Orang-orang yang tidak memiliki keterampilan sosial dasar tampak terlibat dalam kekerasan dengan proporsi yang cukup tinggi di banyak masyarakat (Toch, 1985), jadi membekali orang-orang ini dengan keterampilan sosial yang lebih baik dapat sangat bermanfaat untuk mengurangi agresi.
6. Respons yang Tidak Tepat (Sulit Untuk Tetap Marah Jika Anda Tersenyum)
Bayangkan Anda berada dalam situasi di mana Anda merasa diri Anda marah dan kemudian seseorang menceritakan sebuah lelucon yang membuat Anda tertawa. Apakah Anda akan tetap marah ? Mungkin tidak. Kemungkinannya besar bahwa ketika Anda tertawa, Anda akan merasa kemarahan Anda berkurang.

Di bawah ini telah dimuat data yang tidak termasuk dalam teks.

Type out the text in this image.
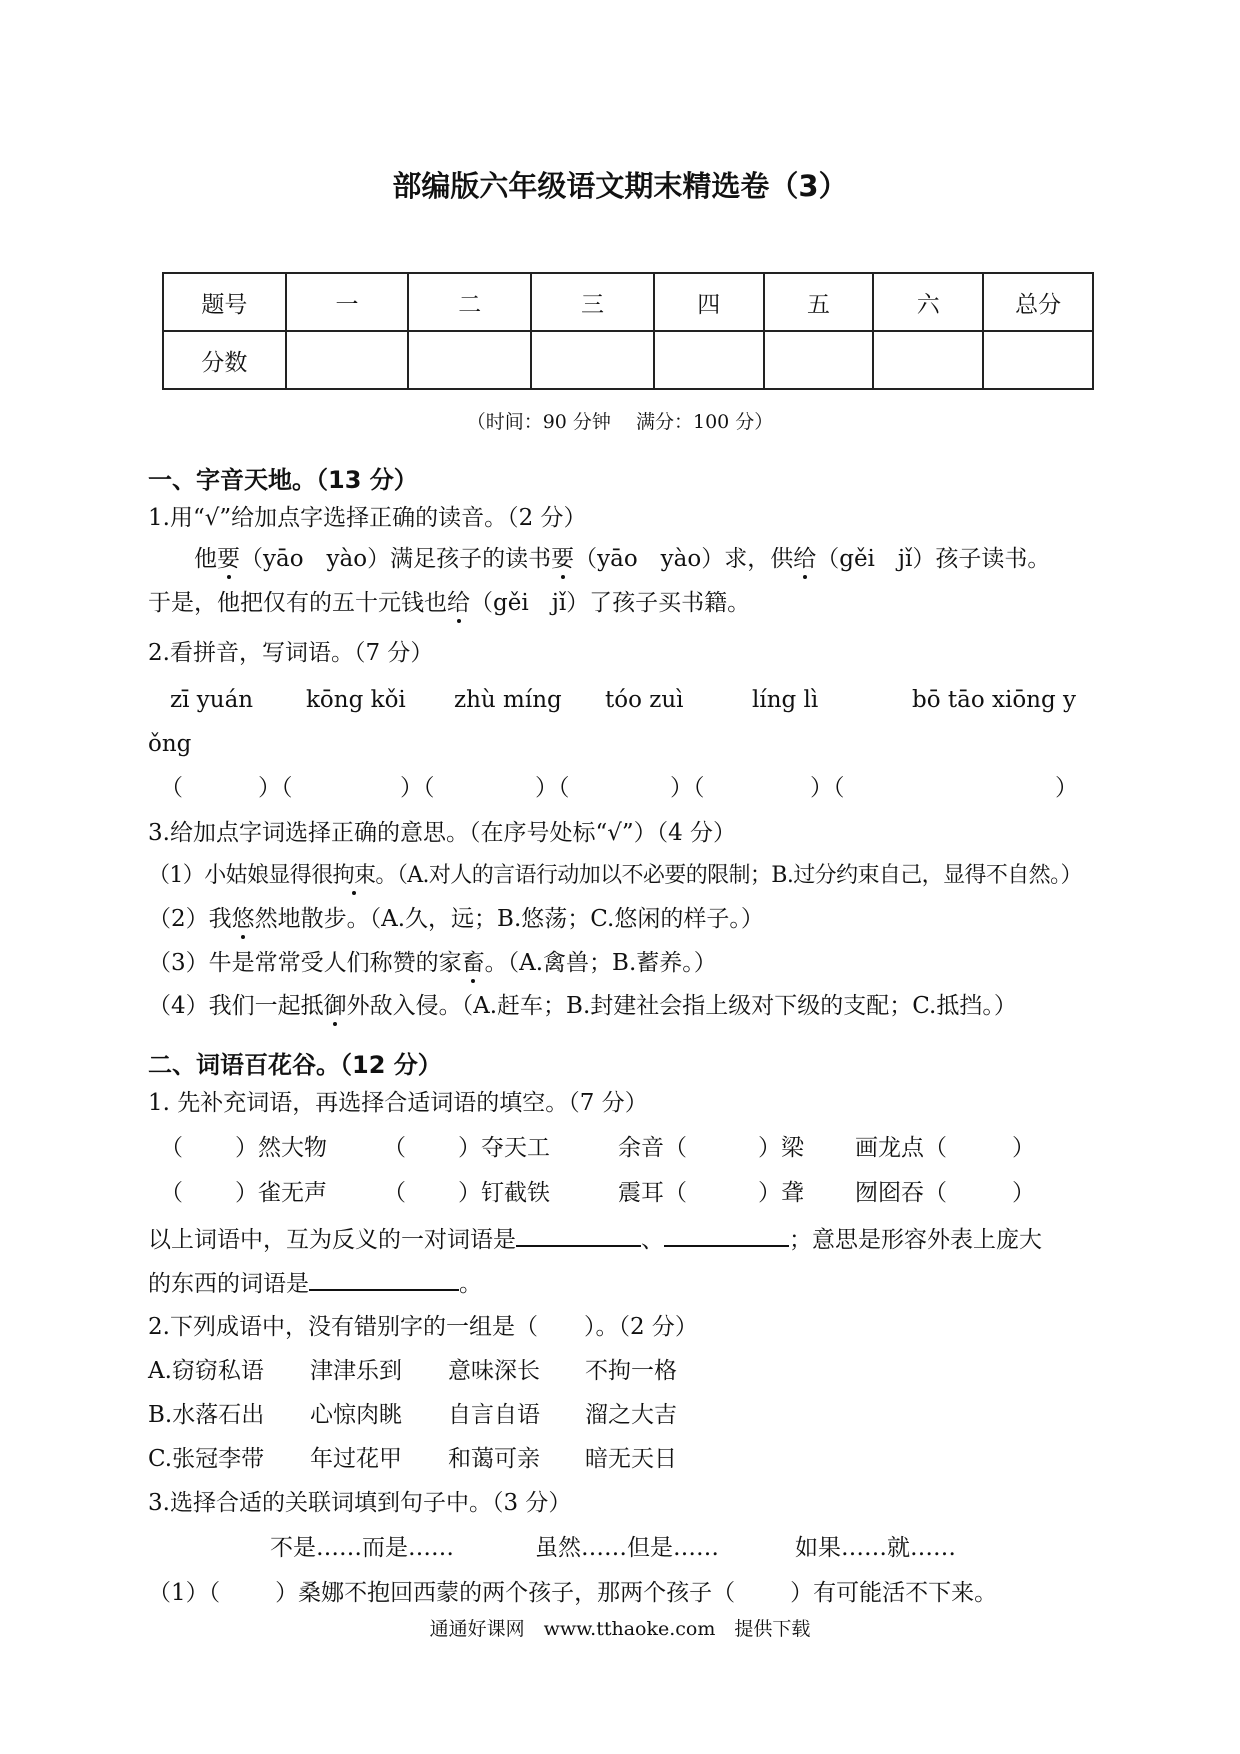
部编版六年级语文期末精选卷（3）
题号	一	二	三	四	五	六	总分
分数							
（时间：90 分钟　 满分：100 分）
一、字音天地。（13 分）
1.用“√”给加点字选择正确的读音。（2 分）
　　他要（yāo　yào）满足孩子的读书要（yāo　yào）求，供给（gěi　jǐ）孩子读书。
于是，他把仅有的五十元钱也给（gěi　jǐ）了孩子买书籍。
2.看拼音，写词语。（7 分）
zī yuán kōng kǒi zhù míng tóo zuì	líng lì	bō tāo xiōng y
ǒng
（	）（	）（	）（	）（	）（	）
3.给加点字词选择正确的意思。（在序号处标“√”）（4 分）
（1）小姑娘显得很拘束。（A.对人的言语行动加以不必要的限制；B.过分约束自己，显得不自然。）
（2）我悠然地散步。（A.久，远；B.悠荡；C.悠闲的样子。）
（3）牛是常常受人们称赞的家畜。（A.禽兽；B.蓄养。）
（4）我们一起抵御外敌入侵。（A.赶车；B.封建社会指上级对下级的支配；C.抵挡。）
二、词语百花谷。（12 分）
1. 先补充词语，再选择合适词语的填空。（7 分）
（ ）然大物 （ ）夺天工	余音（	）梁 画龙点（	）
（ ）雀无声 （ ）钉截铁	震耳（	）聋 囫囵吞（	）
以上词语中，互为反义的一对词语是	、	；意思是形容外表上庞大
的东西的词语是	。
2.下列成语中，没有错别字的一组是（　　）。（2 分）
A.窃窃私语 津津乐到 意味深长 不拘一格
B.水落石出 心惊肉眺 自言自语 溜之大吉
C.张冠李带 年过花甲 和蔼可亲 暗无天日
3.选择合适的关联词填到句子中。（3 分）
不是……而是……	虽然……但是……	如果……就……
（1）（ ）桑娜不抱回西蒙的两个孩子，那两个孩子（ ）有可能活不下来。
通通好课网　www.tthaoke.com　提供下载
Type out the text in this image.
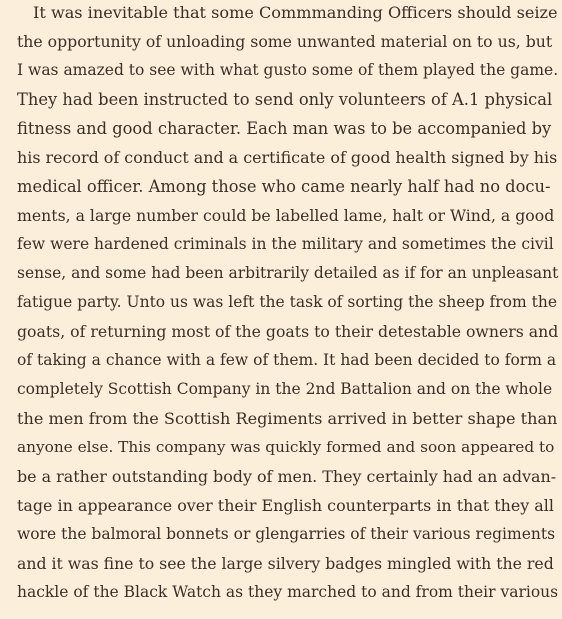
It was inevitable that some Commmanding Officers should seize
the opportunity of unloading some unwanted material on to us, but
I was amazed to see with what gusto some of them played the game.
They had been instructed to send only volunteers of A.1 physical
fitness and good character. Each man was to be accompanied by
his record of conduct and a certificate of good health signed by his
medical officer. Among those who came nearly half had no docu-
ments, a large number could be labelled lame, halt or Wind, a good
few were hardened criminals in the military and sometimes the civil
sense, and some had been arbitrarily detailed as if for an unpleasant
fatigue party. Unto us was left the task of sorting the sheep from the
goats, of returning most of the goats to their detestable owners and
of taking a chance with a few of them. It had been decided to form a
completely Scottish Company in the 2nd Battalion and on the whole
the men from the Scottish Regiments arrived in better shape than
anyone else. This company was quickly formed and soon appeared to
be a rather outstanding body of men. They certainly had an advan-
tage in appearance over their English counterparts in that they all
wore the balmoral bonnets or glengarries of their various regiments
and it was fine to see the large silvery badges mingled with the red
hackle of the Black Watch as they marched to and from their various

Mengapa? Karena tertawa dan afek positif yang dibawanya tidak sesuai dengan perasaan marah dan tindakan agresi.
Hal ini merupakan dasar dari pendekatan lain untuk mengurangi agresi, yang dikenal sebagai teknik respons yang tidak tepat (incompatible response techniques) (misalnya. Baron, 1993b). Teknik menyatakan bahwa agresi akan berkurang jika individu dipaparkan pada kejadian atau stimulus yang menyebabkan mereka mengalami keadaan afeksi yang tidak tepat dengan kemarahan atau agresi.